An example of using such tools is presenting LLMs with the “semantic structure” of table-based data, Shoham said. “Now, you get to close to a hundred percent accuracy” from the LLM, he said, “and this you wouldn’t get if you just used a language model without additional stuff.
Beyond tools, Shoham advocates for scientific exploration of other directions outside the pure deep-learning approach that has dominated AI for over a decade. “You won’t get robust reasoning just by back-prop and hoping for the best,” Shoham said, referring to back-propagation, the learning rule by which most of today’s AI is trained.
Shoham was careful to avoid discussing the next product initiatives, but he hinted that what may be needed is represented – at least philosophically – in a system he and colleagues introduced in 2022 called an MRKL (Modular Reasoning, Knowledge, and Language) System.
The paper describes the MRKL system as being both “Neural, including the general-purpose huge language model as well as other smaller, specialized LMs,” and also, “Symbolic, for example, a math calculator, a currency converter or an API call to a database.”
That breadth is a neuro-symbolic approach to AI. In that way, Shoham is in accord with some prominent thinkers who have concerns about the dominance of Gen AI. Frequent AI critic Gary Marcus, for example, has said that AI will never reach human-level intelligence without a symbol-manipulation capability.
MRKL has been implemented as a program called Jurassic-X, which the startup has tested with its partners.
An MRKL system should be able to use the LLM to parse problems that involve tricky phrasing, such as, “99 bottles of beer on the wall. One fell down. How many bottles of beer are on the wall?” The actual arithmetic is handled by a second neural net with access to arithmetic logic, using the arguments extracted from the text by the first model.
A “router” between the two has the difficult task of choosing which things to extract from the text parsed by the LLM and choosing which “module” to pass the results to in order to perform the logic.
That work means that “there is no free lunch, but that lunch is in many cases affordable,” Shoham’s team wrote.
From a product and business standpoint, “we’d like to, on a continued basis, provide additional functionalities for people to build stuff,” Shoham said.
The important point is that a system like MRKL does not need to do everything to be practical, he said. “If you’re trying to build the universal LLM that understands math problems and how to generate pictures of donkeys on the moon, and how to write poems, and do all of that, that can be expensive,” he observed. “But 80% of the data in the enterprise is text – you have tables, you have graphs, but donkeys on the moon aren’t that important in the enterprise.”

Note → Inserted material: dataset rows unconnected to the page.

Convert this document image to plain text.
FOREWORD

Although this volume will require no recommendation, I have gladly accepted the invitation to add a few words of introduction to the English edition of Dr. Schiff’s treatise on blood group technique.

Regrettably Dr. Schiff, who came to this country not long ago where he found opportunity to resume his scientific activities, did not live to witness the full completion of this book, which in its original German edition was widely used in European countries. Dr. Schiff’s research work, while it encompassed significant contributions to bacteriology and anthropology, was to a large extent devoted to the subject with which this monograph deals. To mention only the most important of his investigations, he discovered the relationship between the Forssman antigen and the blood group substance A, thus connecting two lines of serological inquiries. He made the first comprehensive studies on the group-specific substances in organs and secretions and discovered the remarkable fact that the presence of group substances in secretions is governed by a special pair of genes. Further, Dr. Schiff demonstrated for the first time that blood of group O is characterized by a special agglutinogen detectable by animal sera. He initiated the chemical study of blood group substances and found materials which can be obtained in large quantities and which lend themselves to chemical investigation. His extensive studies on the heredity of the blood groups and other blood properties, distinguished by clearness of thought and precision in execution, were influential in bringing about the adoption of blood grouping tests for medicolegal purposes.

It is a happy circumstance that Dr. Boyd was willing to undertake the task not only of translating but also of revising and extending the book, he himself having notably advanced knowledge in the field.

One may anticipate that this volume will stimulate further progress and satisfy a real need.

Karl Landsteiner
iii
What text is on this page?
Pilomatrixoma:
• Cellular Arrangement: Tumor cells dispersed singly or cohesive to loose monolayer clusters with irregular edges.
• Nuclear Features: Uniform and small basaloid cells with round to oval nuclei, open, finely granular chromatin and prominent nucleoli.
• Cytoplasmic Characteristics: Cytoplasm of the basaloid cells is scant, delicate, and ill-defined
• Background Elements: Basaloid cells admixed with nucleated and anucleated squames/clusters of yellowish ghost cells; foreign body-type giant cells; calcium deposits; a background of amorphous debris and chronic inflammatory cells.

Given Shoham’s skepticism about LLMs on their own, is there a danger that today’s Gen AI could prompt what’s referred to as an AI winter (a sudden collapse in activity, as interest and funding dry up entirely)?
“It’s a valid question, and I don’t really know the answer,” he said. “I think it’s different this time around in that, back in the 1980s,” during the last AI winter, “not enough value had been created by AI to make up for the unfounded hype. There’s clearly now some unfounded hype, but my sense is that enough value has been created to see us through it.”